A process or a group of processes can be manually assigned to a superclass and/or subclass by using Web-based System Manager, SMIT, or the wlmassign command. An application can assign processes through the wlm_assign API function.
To manually assign processes to a class or to cancel an existing manual assignment, a user must have the appropriate level of privilege. (See Security Considerations for further details.) A manual assignment can be made or canceled separately at the superclass level, the subclass level, or both. This assignment is specified by flags for the programming interface and a set of options for the command line interface used by the WLM administration tools. So, a process can be manually assigned to a superclass only, a subclass only, or to a superclass and a subclass of that superclass. In the latter case, the dual assignment can be done simultaneously (with a single command or API call) or at different times, by different users.
Assignment is very flexible, but can be confusing. Following are two examples of the possible cases.
A system administrator manually assigns Process1 from superclassA to superclassB (superclass-level-only assignment). The automatic assignment rules for the subclasses of superclassB are used by WLM to determine to which subclass the process is ultimately assigned. Process1 is assigned to superclassB.subclassA and is flagged as having a "superclass only" assignment.
A user with the appropriate privileges assigns Process2 from its current class superclassA.subclassA to a new subclass of the same superclass, superclassA.subclassB. Process2 is assigned to its new subclass and flagged as having a "subclass only" assignment.
A WLM administrator of the subclasses of superclassB manually reassigns Process1 to subclassC, which is another subclass of superclassB. Process1 is reclassified into superclassB.subclassC and is now flagged as having both superclass and subclass level assignment.
The reassignment and cancellation of a manual assignment at the subclass level is less complex and affects only the subclass level assignment.
Suppose that the system administrator wants Process2 to be in a superclass with more resources and decides to manually assign Process2 to superclassC. In Example 1, Process2 was manually assigned to subclassB of superclassA, with a "subclass only" assignment. Because Process2 is assigned to a different superclass, the previous manual assignment becomes meaningless and is canceled. Process2 now has a "superclass only" manual assignment to superclassC and is assigned to a subclass of superclassC using the automatic assignment rules.
Now, the system administrator decides to terminate the manual assignment from Process1 to superclassB. The "superclass level" manual assignment of Process1 is canceled, and Process1 is assigned a superclass using the top level automatic assignment rules.
If the rules have not changed, Process1 is assigned to superclassA, and its subclass level manual assignment to superclassB.subclassC becomes meaningless and is canceled.
If for some reason the top level rules assign Process1 to superclassB, then the subclass level assignment to superclassB.subclassC is still valid and remains in effect. Process1 now has a "subclass only" manual assignment.
When a process is manually assigned to a superclass or subclass with the inheritance attribute set to yes, and the process is a process group leader, WLM attempts to reclassify all the processes in the process group.

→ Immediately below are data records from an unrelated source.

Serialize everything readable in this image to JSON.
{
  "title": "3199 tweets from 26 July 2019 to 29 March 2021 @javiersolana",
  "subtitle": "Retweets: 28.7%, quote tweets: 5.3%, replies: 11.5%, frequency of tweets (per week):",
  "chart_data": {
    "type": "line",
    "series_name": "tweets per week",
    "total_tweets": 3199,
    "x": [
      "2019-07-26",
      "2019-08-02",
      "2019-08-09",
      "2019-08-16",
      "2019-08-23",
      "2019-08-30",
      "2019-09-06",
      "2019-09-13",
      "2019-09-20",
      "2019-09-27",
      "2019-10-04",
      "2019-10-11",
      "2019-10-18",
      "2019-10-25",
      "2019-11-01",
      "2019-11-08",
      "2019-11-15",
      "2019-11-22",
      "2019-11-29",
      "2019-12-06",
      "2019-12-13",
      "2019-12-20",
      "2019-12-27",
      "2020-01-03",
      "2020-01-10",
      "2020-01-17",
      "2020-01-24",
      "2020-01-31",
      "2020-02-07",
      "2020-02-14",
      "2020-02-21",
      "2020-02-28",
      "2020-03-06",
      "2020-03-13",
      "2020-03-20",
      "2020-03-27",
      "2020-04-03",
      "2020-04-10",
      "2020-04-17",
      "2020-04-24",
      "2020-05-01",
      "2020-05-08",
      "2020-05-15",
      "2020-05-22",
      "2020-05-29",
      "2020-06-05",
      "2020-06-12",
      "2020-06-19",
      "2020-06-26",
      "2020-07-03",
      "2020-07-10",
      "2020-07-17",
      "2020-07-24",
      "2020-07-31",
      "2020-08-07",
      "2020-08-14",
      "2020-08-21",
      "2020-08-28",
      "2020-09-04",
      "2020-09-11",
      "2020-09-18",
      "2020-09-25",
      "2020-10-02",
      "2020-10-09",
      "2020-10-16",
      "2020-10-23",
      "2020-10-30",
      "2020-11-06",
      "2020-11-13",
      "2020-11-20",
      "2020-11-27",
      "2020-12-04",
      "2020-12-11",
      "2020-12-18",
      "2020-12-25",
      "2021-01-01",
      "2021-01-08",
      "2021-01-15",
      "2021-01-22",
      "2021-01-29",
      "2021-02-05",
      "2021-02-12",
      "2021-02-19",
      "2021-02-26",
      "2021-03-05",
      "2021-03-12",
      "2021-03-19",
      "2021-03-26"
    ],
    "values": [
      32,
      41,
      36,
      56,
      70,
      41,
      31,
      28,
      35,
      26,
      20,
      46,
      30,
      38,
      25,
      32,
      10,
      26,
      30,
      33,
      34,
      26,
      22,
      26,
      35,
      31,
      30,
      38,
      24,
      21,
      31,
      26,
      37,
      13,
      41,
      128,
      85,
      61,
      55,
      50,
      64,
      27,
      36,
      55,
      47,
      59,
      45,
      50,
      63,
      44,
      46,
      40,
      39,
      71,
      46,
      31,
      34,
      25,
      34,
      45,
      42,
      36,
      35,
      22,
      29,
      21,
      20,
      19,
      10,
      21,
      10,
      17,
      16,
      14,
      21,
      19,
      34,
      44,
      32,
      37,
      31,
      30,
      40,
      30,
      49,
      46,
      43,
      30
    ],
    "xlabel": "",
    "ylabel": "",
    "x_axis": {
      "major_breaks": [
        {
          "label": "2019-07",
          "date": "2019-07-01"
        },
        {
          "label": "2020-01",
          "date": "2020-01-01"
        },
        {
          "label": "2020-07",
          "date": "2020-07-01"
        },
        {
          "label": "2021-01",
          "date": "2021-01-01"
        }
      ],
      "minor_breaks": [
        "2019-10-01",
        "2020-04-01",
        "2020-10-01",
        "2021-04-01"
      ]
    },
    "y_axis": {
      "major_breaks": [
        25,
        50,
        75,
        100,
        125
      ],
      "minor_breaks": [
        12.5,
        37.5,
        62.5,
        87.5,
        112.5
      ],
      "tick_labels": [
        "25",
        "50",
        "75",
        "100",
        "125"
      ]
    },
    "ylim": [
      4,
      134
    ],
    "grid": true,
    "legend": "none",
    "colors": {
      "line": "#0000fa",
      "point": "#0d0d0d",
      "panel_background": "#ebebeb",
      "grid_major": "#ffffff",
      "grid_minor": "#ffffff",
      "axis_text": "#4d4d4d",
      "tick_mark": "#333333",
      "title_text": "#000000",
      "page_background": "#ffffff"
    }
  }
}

In some cases, some of the processes in the process group are not reclassified to the new class of the group leader. For instance, when processes have been manually assigned to their current class, they remain in their assigned class. It is also possible that one or more of the processes in a group require a higher level of privileges than the user performing the manual assignment.
To assign a process to a class or to cancel a prior manual assignment, the user must have authority both on the process and on the target class. These constraints translate into the following rules:
To modify or terminate a manual assignment, users must have at least the same level of privilege as the person who issued the last manual assignment.